Published online by Cambridge University Press: 01 January 2025
Focusing on Michael Silverstein’s account of relationships between “microcontexts of interaction” and the “macrosociological,” this article takes up his suggestion that news reporting provides particularly clear examples of such links. Examining a mundane ABC World News report on changing recommendations for vitamin intake, it analyzes how leading physician-journalist Richard Besser constructs a ritual center of medical semiosis, projects it as inaccessible to laypersons, and models a circulatory process that requires highly constrained forms of communication. Ethnography in newsrooms, clinical spaces, public health offices, and elsewhere suggests how notions of (1) a ritual center that produces medical knowledge, (2) a primordial space of doctor-patient interaction that affords limited, highly regulated access to laypersons, and (3) what are construed as processes of communication require the continual making of communicable models that attempt to separate projected first and second indexical orders and, just as importantly, generate indexical disorders that create anxiety and seem to require assistance from physician-journalist guides.

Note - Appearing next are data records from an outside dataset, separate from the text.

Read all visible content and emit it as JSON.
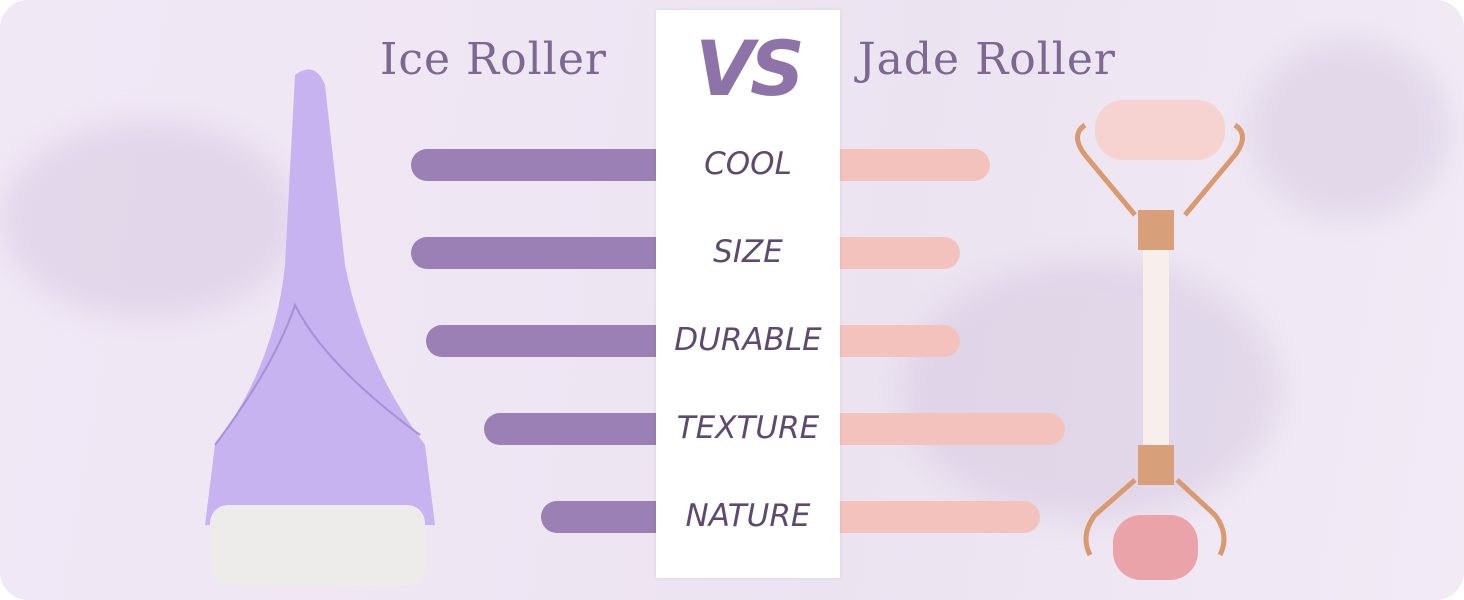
{
  "header": {
    "left_title": "Ice Roller",
    "center": "VS",
    "right_title": "Jade Roller"
  },
  "colors": {
    "ice": "#9a80b4",
    "jade": "#f4c2bc",
    "background": "#efe6f4"
  },
  "chart_data": {
    "type": "bar",
    "categories": [
      "COOL",
      "SIZE",
      "DURABLE",
      "TEXTURE",
      "NATURE"
    ],
    "series": [
      {
        "name": "Ice Roller",
        "values": [
          0.98,
          0.98,
          0.92,
          0.69,
          0.46
        ]
      },
      {
        "name": "Jade Roller",
        "values": [
          0.6,
          0.48,
          0.48,
          0.9,
          0.8
        ]
      }
    ],
    "ylim": [
      0,
      1
    ]
  }
}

The material examined here emerged from a long-term collaboration with media studies scholar Daniel C. Hallin. I would also like to thank the many journalists, health professionals, media consultants, and laypersons who participated in the study and the graduate students and undergraduates at the University of California, Berkeley and the University of California, San Diego who help collect analyze the materials. I particularly appreciate Dr. Richard Besser’s comments on his role as Interim Director of the Centers for Disease Control and Prevention and as a physician-journalist for ABC News. Richard Bauman and Greg Urban kindly read drafts of the article.